丹藥到手的瞬間,仙州眾人尚還不知所措,誠惶誠恐。
可當夜寒此言一出,眾皆嘩然,全場沸騰。
“我,我沒聽錯吧……如此神丹,唾手即得?”
“幸虧剛剛沒逃啊!”
“夜公子大義!”
“老夫蹉跎數十年,總算尊者有望!”
不論是宗門高層,亦或是尋常弟子,此刻,皆喜出望外,歡呼雀躍。
夜寒原本要求眾人提供有關顧辰的行蹤,方能獲得龍虎壯骨丹。
此要求雖然簡單,可僧多粥少,指不定一勺羹都分不到。
可現在,夜寒以答謝為名,慷慨贈丹,無異于白送,這怎能不令眾人心緒激蕩。
而見眾人如此劇烈的反應,云鈺婉兒不免疑惑,這通體流光,金紋環繞的暗黃色丹藥,究竟有何玄異?
“什么龍虎壯骨丹?在福地時根本沒聽說過呀……”
這時,夜寒的洪聲話音再次響起:
“今日靈脈一行,想來諸位皆身心俱疲,夜某自認修為較高,斗膽將晶石代為保管,不知諸位可有異議?”
聞言,仙州眾人尚未表態,傲昆侖卻是先一步斥喝道:
“夜寒,休要胡謅亂道,掌控晶石,能者居之,在場仙州土……同道,怎會拱手相讓?”
聽得傲昆侖此言,夜寒極力克制著心中笑意,以免忍不住笑出聲來。
“土著”兩個字都快脫口而出了,還妄想挑撥離間,夜寒不由得暗笑傲昆侖的天真。
反觀傲昆侖,在慷慨激昂,抑揚頓挫的道出此言后,似有些沾沾自喜,臉上滿是得意神色。
“呵,夜寒,就讓你也嘗嘗成為眾矢之的的滋味。
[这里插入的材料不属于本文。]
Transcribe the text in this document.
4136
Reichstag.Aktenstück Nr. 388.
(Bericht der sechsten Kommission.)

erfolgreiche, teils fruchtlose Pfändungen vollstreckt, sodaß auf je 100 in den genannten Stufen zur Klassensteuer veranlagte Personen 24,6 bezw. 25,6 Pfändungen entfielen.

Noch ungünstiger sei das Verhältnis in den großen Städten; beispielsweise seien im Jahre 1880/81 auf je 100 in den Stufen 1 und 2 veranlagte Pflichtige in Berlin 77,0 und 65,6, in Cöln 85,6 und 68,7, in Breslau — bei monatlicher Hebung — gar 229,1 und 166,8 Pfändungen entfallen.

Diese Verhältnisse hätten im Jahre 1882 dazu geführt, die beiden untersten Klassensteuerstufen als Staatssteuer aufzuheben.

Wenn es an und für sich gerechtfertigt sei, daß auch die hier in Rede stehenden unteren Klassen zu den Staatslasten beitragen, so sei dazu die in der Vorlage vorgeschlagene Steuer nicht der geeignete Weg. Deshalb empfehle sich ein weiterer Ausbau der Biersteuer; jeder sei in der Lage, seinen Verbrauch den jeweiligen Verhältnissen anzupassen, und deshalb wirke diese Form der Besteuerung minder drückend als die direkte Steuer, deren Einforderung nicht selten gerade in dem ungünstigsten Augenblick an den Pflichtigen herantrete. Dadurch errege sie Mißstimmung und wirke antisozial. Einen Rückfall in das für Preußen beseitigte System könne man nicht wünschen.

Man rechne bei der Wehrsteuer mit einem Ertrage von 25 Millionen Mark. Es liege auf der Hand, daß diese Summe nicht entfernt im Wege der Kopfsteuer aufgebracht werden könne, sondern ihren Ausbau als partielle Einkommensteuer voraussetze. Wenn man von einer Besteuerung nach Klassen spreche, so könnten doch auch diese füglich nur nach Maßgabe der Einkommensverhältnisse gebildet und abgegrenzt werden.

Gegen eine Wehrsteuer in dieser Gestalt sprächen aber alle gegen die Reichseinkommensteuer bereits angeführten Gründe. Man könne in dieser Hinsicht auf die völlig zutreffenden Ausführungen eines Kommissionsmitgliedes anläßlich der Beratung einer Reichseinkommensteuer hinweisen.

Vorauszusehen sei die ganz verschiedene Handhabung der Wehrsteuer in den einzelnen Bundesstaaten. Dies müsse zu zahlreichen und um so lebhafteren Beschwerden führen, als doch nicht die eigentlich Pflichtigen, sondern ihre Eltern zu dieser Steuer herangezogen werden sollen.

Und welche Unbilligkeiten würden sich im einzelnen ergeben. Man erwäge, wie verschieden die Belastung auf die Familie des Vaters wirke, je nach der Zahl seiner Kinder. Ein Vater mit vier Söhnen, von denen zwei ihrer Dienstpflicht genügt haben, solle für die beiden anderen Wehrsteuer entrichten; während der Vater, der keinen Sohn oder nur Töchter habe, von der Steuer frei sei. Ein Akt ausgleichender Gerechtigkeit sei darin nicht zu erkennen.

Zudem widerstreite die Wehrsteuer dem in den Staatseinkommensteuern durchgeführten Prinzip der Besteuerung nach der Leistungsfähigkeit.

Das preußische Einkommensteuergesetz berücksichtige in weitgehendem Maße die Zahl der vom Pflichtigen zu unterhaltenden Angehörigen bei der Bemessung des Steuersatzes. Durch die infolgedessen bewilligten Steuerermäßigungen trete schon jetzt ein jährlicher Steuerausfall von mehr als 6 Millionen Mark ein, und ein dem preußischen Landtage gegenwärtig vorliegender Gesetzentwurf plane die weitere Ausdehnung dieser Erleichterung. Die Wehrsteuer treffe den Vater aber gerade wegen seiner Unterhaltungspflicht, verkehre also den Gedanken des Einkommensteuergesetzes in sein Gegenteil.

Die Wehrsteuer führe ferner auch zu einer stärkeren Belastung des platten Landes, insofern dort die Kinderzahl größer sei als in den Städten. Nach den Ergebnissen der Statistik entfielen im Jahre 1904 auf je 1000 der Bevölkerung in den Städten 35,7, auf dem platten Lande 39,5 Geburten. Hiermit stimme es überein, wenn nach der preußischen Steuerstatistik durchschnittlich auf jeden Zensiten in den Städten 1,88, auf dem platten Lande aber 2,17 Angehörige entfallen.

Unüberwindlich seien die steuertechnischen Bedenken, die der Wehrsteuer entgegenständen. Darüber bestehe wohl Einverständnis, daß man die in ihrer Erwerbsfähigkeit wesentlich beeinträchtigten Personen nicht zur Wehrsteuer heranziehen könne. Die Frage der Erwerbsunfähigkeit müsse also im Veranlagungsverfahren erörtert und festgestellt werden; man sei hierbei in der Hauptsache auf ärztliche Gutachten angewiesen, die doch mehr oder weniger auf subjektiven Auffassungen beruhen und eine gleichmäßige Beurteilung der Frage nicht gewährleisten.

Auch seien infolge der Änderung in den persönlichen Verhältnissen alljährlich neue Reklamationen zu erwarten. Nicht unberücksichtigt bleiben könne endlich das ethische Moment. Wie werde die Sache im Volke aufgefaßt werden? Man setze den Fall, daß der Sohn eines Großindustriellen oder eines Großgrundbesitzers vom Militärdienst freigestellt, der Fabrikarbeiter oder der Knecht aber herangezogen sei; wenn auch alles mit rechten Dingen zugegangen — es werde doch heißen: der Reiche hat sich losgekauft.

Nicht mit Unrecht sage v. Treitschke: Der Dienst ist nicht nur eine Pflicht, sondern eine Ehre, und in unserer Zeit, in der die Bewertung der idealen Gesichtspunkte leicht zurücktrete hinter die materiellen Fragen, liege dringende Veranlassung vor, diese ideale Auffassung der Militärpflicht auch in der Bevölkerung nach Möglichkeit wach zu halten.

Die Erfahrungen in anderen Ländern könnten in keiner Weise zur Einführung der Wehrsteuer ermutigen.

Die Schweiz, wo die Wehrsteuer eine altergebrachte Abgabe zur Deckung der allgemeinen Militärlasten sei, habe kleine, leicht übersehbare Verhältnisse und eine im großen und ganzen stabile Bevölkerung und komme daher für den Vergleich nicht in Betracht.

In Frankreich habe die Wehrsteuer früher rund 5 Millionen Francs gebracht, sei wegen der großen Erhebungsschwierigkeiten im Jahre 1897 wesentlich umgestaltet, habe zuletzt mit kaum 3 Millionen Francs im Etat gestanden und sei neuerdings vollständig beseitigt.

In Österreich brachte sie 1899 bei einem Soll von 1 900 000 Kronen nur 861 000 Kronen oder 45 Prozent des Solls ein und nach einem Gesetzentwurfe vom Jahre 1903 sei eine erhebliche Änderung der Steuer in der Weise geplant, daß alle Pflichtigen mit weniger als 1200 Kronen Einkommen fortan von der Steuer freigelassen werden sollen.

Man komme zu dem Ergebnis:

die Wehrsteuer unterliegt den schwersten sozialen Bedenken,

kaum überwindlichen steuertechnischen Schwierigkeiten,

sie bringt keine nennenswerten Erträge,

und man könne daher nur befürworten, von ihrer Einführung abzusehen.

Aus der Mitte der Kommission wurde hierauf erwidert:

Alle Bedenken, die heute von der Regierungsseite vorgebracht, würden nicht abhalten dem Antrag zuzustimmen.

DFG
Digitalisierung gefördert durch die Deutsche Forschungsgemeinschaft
”
未曾想,下一刻,仙州眾人的反應,令傲昆侖大感震驚,始料未及。
卻見眾人面露鄙夷,盡翻白眼,分明對傲昆侖之言嗤之以鼻。
“走走走,別鳥這廝胡言亂語。”
“居然想挑唆我們與夜公子之間的關系,笑話!”
“還是趕緊回宗服用壯骨丹要緊。”
見此,傲昆侖不自覺的向后退了一步,顯然難以接受眼前現實。
這些仙州土著,先前明明為了掌控晶石,爭得你死我活,勢同水火。
甚至在洞府時,面對他與“顧辰”這等強者,亦是寸步不讓,對掌控晶石志在必得。
可現在,僅僅因為夜寒的只言片語,蠅頭小利,這些土著便放棄了對掌控晶石的搶奪,實在匪夷所思。
“諸位清醒如此,夜某甚是欣慰,眼下我與兩位上界來客,還有些糾葛要處理,不如諸位且先各回各家,改日夜某在靈玉宗大開筵宴,再敘舊誼。”
聞言,仙州眾人也不是傻子,自然聽得出夜寒言外之意,后者分明是怕波及無辜,方才示意。
“夜公子,往后若有需要,我落云宗赴湯蹈火,在所不辭。”
“我清溪宗亦如此。”
“戰盟亦是。”
各宗宗主,掌教,皆帶頭表態,門下弟子也紛紛響應附和,一時間,眾人話音回蕩四周,響徹山林。
而立于一旁的牧雨凝,也再一次感受到了夜寒攻心之厲。
數日前,夜寒尚還是初臨靈玉宗,以勢壓人的上界來者。
可現在,卻已折服一眾仙州勢力,成了萬眾敬仰的夜公子。
如此變化,實在快得令人難以置信。
這時,不遠處的一聲怒喝,打斷了牧雨凝的思緒。
“夜寒,別再裝大尾巴狼了,回陽散里摻點固元草,就想充作神丹收買人心,你這如意算盤,打得未免太響了點。”
果不其然,怒而斥責者,正是惱羞成怒的傲昆侖。
而云鈺婉兒也總算明白了,這龍虎壯骨丹究竟為何物,俏臉頓時浮上一抹熏紅。
“果然是登徒子……竟然用那種東西……”
云鈺婉兒忍不住心中暗罵。
不過,傲昆侖此言,顯然撼動不了夜寒在仙州眾人心中的地位。
畢竟,他們既不知回陽散,也不識固元草,龍虎壯骨丹的成分為何,對他們而言,曉之無用。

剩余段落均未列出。